Other recent findings linking personality and AD risk include:
- A study published online on Oct. 31, 2014 in the Journal of Alzheimer’s Disease suggests that the habit of negative thinking is associated with increased AD risk, and that efforts to develop a more positive approach to life might lower that risk.
- People with high degrees of cynicism appear to be three times more likely to develop dementia than are people with low levels of cynicism, according to research published May 28, 2014 in Neurology, suggesting that interventions that attempt to reduce cynicism might modify AD risk.
- A study published in the June 2011 issue of Psychology and Aging concluded that the personality traits of openness and conscientiousness are linked to a lower risk for AD.
- A review published in the March 2014 issue of Alzheimer’s Dementia sup-ports the link between the traits of openness and conscientiousness—and also agreeableness—and lower risk for AD. Neuroticism, and especially a tendency toward depression, was linked to significantly higher AD risk.
- “Although it is not clear precisely how personality might increase or lower AD risk, it’s reasonable to assume that certain traits have an effect on brain health and functioning,” says Dr. Pava. “For example, neuroticism is associated with higher levels of stress that might trigger inflammation, which may increase the chances of developing significant brain atrophy. In contrast, the trait of openness might encourage a person to be more receptive to new activities that stimulate the brain and help protect against cognitive decline.”
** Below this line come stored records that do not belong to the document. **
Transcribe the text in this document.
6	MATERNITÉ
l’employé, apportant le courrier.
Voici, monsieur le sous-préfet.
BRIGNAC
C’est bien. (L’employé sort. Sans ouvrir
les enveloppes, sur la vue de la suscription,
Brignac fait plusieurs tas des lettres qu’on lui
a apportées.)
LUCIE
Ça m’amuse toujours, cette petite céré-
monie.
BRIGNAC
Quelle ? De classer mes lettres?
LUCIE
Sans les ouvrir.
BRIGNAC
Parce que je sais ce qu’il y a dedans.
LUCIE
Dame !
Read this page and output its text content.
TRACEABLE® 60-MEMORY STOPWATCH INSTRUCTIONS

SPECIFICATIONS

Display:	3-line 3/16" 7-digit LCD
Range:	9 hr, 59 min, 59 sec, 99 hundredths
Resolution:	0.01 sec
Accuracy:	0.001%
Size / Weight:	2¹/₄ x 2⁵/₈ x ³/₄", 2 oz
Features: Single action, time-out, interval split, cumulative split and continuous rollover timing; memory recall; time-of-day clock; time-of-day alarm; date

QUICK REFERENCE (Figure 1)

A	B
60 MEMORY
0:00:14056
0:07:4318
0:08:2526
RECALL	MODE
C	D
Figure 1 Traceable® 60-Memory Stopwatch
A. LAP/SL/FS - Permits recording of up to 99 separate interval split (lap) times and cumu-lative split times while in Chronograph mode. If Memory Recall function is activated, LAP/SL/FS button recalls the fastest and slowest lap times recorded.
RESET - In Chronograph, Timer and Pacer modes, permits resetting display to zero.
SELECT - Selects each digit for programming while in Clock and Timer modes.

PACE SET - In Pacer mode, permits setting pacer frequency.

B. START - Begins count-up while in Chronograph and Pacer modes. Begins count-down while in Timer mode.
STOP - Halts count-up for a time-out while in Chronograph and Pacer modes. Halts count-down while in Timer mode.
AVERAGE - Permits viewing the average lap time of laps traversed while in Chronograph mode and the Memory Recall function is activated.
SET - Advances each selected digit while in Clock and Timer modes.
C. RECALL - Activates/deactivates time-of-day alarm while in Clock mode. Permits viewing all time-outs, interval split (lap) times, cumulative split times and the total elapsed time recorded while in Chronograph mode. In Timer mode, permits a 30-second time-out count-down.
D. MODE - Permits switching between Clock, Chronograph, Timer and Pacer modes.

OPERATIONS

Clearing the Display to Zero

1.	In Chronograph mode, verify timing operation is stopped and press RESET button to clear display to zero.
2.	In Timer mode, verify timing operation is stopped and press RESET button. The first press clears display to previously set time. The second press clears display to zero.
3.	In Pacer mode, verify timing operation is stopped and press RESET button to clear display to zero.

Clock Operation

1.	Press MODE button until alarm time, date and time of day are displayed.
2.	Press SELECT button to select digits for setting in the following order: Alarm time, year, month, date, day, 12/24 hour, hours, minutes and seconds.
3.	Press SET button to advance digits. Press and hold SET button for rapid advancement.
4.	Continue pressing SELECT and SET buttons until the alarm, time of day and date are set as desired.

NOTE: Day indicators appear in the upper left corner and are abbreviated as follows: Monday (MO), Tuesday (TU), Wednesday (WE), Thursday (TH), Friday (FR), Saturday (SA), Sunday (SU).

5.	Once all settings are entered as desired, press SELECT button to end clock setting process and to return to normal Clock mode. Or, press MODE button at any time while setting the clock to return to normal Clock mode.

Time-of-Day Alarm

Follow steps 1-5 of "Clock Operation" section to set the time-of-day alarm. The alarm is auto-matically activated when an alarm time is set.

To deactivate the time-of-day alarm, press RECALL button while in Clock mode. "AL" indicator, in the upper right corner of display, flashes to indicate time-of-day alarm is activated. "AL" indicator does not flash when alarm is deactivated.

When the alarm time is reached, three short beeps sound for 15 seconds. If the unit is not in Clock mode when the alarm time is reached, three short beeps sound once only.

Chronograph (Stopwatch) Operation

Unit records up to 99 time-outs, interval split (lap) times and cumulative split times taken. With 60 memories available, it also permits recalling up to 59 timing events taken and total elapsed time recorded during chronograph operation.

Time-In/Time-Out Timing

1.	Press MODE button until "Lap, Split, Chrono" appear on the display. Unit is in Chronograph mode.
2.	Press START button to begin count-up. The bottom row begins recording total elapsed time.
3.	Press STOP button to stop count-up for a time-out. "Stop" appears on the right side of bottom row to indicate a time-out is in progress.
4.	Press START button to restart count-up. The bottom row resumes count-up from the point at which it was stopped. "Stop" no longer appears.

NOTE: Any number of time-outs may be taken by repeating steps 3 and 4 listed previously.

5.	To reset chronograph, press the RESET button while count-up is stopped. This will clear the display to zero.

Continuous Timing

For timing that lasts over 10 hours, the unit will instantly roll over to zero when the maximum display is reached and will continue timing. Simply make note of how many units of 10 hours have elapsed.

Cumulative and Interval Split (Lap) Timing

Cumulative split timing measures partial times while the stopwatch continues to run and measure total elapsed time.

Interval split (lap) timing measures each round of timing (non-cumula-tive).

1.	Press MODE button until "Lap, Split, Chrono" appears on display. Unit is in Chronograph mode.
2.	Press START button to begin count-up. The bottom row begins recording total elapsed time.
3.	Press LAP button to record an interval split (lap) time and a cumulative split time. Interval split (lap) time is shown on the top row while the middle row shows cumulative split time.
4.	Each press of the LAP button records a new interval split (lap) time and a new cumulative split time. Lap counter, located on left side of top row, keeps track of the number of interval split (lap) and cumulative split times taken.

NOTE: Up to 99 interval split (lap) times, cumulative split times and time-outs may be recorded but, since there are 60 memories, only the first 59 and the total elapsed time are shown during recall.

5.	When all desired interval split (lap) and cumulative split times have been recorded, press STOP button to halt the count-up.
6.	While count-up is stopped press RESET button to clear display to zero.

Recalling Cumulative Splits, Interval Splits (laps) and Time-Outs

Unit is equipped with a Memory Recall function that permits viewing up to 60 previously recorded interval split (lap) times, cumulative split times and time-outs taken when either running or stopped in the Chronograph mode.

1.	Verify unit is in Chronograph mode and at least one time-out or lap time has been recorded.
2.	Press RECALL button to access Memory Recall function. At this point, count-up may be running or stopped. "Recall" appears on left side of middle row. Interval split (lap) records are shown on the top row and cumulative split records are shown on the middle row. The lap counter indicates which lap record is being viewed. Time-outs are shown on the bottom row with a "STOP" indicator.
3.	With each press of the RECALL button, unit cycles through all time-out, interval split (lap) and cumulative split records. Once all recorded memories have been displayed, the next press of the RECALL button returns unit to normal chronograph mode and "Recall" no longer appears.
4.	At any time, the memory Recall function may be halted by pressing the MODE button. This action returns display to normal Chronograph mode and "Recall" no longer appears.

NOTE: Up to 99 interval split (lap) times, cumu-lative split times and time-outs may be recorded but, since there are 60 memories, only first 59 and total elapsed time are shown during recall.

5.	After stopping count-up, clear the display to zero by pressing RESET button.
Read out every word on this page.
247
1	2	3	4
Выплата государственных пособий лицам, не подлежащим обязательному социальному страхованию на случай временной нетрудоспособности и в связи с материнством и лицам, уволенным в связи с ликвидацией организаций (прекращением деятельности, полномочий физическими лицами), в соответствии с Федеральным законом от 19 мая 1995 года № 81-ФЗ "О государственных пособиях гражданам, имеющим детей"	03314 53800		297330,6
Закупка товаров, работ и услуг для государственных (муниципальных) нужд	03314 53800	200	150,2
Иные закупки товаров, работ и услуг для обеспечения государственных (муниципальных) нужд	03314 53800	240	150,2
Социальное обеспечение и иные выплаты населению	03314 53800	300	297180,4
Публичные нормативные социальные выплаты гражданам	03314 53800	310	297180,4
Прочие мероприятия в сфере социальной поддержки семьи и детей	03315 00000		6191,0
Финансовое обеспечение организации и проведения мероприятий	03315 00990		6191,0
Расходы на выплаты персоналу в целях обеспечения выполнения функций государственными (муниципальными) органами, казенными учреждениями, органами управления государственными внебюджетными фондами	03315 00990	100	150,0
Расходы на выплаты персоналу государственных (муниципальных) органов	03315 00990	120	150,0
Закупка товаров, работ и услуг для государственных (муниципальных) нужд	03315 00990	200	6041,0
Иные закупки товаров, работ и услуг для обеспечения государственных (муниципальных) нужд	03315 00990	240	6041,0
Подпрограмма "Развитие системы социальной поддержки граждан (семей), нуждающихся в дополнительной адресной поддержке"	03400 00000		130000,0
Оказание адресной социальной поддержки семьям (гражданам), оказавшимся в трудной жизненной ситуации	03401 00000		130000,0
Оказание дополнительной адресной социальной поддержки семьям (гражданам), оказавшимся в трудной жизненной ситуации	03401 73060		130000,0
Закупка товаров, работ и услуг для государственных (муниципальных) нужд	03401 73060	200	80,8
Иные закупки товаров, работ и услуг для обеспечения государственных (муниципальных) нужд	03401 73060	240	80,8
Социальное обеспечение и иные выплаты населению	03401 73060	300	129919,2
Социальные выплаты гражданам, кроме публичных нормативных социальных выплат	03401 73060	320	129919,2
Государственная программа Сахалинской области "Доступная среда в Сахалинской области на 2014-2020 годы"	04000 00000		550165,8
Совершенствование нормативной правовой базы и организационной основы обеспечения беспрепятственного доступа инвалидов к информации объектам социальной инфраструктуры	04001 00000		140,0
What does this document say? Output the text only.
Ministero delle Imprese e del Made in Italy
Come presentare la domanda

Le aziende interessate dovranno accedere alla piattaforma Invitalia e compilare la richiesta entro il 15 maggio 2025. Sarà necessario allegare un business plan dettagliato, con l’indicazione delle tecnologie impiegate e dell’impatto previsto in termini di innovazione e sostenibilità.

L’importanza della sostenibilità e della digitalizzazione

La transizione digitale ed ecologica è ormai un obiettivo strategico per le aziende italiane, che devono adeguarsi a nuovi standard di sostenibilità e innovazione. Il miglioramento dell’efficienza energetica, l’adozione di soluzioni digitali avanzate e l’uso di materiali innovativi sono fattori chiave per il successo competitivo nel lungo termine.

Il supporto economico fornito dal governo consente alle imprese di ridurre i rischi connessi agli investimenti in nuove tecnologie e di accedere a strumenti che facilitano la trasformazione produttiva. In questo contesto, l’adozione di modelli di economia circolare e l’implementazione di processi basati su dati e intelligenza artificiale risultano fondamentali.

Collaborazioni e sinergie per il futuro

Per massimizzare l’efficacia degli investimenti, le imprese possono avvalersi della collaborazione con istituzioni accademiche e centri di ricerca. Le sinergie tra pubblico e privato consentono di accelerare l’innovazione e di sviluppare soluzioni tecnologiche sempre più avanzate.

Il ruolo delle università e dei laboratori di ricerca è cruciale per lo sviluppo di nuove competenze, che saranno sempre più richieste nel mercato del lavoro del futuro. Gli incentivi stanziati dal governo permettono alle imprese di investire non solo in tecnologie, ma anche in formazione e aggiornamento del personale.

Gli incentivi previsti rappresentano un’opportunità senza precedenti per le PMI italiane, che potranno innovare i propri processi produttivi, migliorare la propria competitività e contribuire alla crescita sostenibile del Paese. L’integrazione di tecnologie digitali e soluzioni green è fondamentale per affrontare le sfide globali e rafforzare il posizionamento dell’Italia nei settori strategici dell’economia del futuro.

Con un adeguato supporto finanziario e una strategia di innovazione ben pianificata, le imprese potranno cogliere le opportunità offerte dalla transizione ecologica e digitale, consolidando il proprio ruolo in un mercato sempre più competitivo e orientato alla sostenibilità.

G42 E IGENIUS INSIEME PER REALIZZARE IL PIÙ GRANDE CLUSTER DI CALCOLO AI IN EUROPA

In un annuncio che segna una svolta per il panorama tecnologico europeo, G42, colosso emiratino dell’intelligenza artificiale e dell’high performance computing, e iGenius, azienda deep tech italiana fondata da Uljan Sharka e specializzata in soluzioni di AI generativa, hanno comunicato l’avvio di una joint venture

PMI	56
The good news is that it’s possible to become aware of and modify those aspects of your personality that are linked to increased AD risk, Dr. Pava says. Try to: develop a more mindful approach to distressing thoughts and emotions, observing them with detachment and looking for more positive interpretations of events; become more self-disciplined and conscientious; and open yourself to new experiences that can help stimulate your mind.
“If you continue to struggle with moodiness, cynicism, or other potentially harmful states and traits, consider seeking professional counseling,” he says. “Much can be done to encourage new attitudes and behaviors that will help you feel more positive and help prevent harm to your brain.”